Capítulo 3

 

 

 

 

 

DURANTE la cena había admirado la fuerza de sus brazos pero, en aquel momento, sin camisa, vio que eran brazos de un hombre que los trabajaba a menudo. Había una sensación de poder y control en cada uno de sus movimientos. Todo su torso era musculoso y el bronceado de su piel sugería que pasaba mucho tiempo al aire libre.

Él bajó las manos y tiró despacio del tanga, deslizándolo por sus piernas de un modo tan sensual que se inclinó para ayudarlo a quitárselo, no porque quisiera llegar cuanto antes al final, sino porque necesitaba que comenzase. Lo necesitaba como el aire.

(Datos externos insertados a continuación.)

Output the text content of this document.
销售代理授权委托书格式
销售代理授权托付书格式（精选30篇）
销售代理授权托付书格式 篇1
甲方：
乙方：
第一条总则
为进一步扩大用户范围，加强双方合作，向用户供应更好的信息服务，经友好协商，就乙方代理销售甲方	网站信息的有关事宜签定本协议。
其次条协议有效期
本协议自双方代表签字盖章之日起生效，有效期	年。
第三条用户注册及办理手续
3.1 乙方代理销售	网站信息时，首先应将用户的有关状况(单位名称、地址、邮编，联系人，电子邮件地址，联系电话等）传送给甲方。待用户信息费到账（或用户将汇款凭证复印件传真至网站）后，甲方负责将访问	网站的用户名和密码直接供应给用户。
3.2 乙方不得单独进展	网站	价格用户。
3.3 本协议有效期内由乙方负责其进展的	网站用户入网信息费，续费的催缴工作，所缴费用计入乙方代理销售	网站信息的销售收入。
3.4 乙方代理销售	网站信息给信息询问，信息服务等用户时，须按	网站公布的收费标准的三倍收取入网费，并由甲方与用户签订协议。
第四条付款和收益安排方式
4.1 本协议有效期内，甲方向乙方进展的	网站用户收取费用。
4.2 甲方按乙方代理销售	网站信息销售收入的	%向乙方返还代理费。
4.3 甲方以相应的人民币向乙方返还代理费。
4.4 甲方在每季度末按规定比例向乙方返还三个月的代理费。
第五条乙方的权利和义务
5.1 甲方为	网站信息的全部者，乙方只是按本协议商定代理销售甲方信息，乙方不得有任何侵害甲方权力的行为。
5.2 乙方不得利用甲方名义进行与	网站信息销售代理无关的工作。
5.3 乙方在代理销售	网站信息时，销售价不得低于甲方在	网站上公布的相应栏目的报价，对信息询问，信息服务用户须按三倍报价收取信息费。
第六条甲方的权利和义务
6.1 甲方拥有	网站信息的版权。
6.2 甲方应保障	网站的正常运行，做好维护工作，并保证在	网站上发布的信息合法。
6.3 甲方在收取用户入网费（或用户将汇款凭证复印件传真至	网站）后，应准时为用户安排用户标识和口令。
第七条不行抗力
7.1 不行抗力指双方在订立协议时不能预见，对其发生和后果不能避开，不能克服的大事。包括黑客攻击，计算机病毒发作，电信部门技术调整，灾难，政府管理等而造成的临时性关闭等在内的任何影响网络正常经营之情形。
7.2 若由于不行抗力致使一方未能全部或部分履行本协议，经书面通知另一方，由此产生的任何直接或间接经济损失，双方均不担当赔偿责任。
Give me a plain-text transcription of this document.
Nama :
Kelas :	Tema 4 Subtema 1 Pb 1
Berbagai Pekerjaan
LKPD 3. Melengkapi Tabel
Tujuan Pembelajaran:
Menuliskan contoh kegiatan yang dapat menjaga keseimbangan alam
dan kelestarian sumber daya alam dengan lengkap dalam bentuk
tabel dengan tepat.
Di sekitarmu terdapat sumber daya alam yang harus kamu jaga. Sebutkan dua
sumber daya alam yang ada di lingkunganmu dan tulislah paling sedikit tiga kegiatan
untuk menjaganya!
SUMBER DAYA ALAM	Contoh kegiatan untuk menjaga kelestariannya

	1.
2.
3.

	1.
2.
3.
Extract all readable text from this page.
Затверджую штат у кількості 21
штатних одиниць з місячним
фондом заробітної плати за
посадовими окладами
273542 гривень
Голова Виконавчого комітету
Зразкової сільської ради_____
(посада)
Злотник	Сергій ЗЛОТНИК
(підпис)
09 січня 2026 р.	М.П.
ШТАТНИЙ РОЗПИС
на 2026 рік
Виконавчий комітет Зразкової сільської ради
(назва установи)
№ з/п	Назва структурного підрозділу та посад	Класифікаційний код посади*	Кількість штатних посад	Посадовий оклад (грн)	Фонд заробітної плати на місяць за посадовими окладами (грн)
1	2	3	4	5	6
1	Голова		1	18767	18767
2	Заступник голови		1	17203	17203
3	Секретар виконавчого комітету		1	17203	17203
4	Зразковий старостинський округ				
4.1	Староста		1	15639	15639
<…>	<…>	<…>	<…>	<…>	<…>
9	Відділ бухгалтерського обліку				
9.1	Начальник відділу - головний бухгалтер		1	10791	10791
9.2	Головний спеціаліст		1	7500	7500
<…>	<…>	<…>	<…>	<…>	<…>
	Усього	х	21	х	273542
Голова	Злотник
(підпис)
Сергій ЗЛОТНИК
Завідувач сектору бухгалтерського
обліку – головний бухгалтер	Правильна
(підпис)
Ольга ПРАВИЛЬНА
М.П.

Sentir su boca en sus pechos fue algo completamente inesperado. Quizás fuera como venganza por lo que había hecho ella, pero su exploración era mucho más habilidosa, mucho más concienzuda, y siguió hasta que la hizo gemir y humedecerse entre las piernas. Con una mano atormentaba el otro pezón, alternando un mínimo roce con un pellizco que enviaba flechas de deseo a su carne.

–Por favor –gimió, aunque en realidad no sabía lo que le pedía. Solo que necesitaba algo que únicamente él podía darle. Seguía llevando los calzoncillos, pero apretaba su pene erecto contra ella y Jemima movió las caderas ante la inesperada intimidad de aquel gesto. Era como si ya estuvieran haciendo el amor. ¡Qué ganas tenía de sentirlo dentro!

Siempre se había preguntado si perder la virginidad le dolería, pero en aquel momento estaba tan atrapada por el hedonismo de la sensación que no esperó ninguna otra cosa que no fuera una bendición salvaje y total.

–Te necesito –gimió, acariciándole la espalda, arañándole, tirando de la cinturilla de los calzoncillos para poder acceder a sus nalgas y empujarlo contra ella. Levantó las caderas, invitándolo sin palabras a deshacerse de aquella barrera.

–He querido hacer esto desde que te vi –musitó él, quitándose los calzoncillos con un gesto de impaciencia y, sin dejar de mirarla, sacó de la mesilla un preservativo y lo abrió.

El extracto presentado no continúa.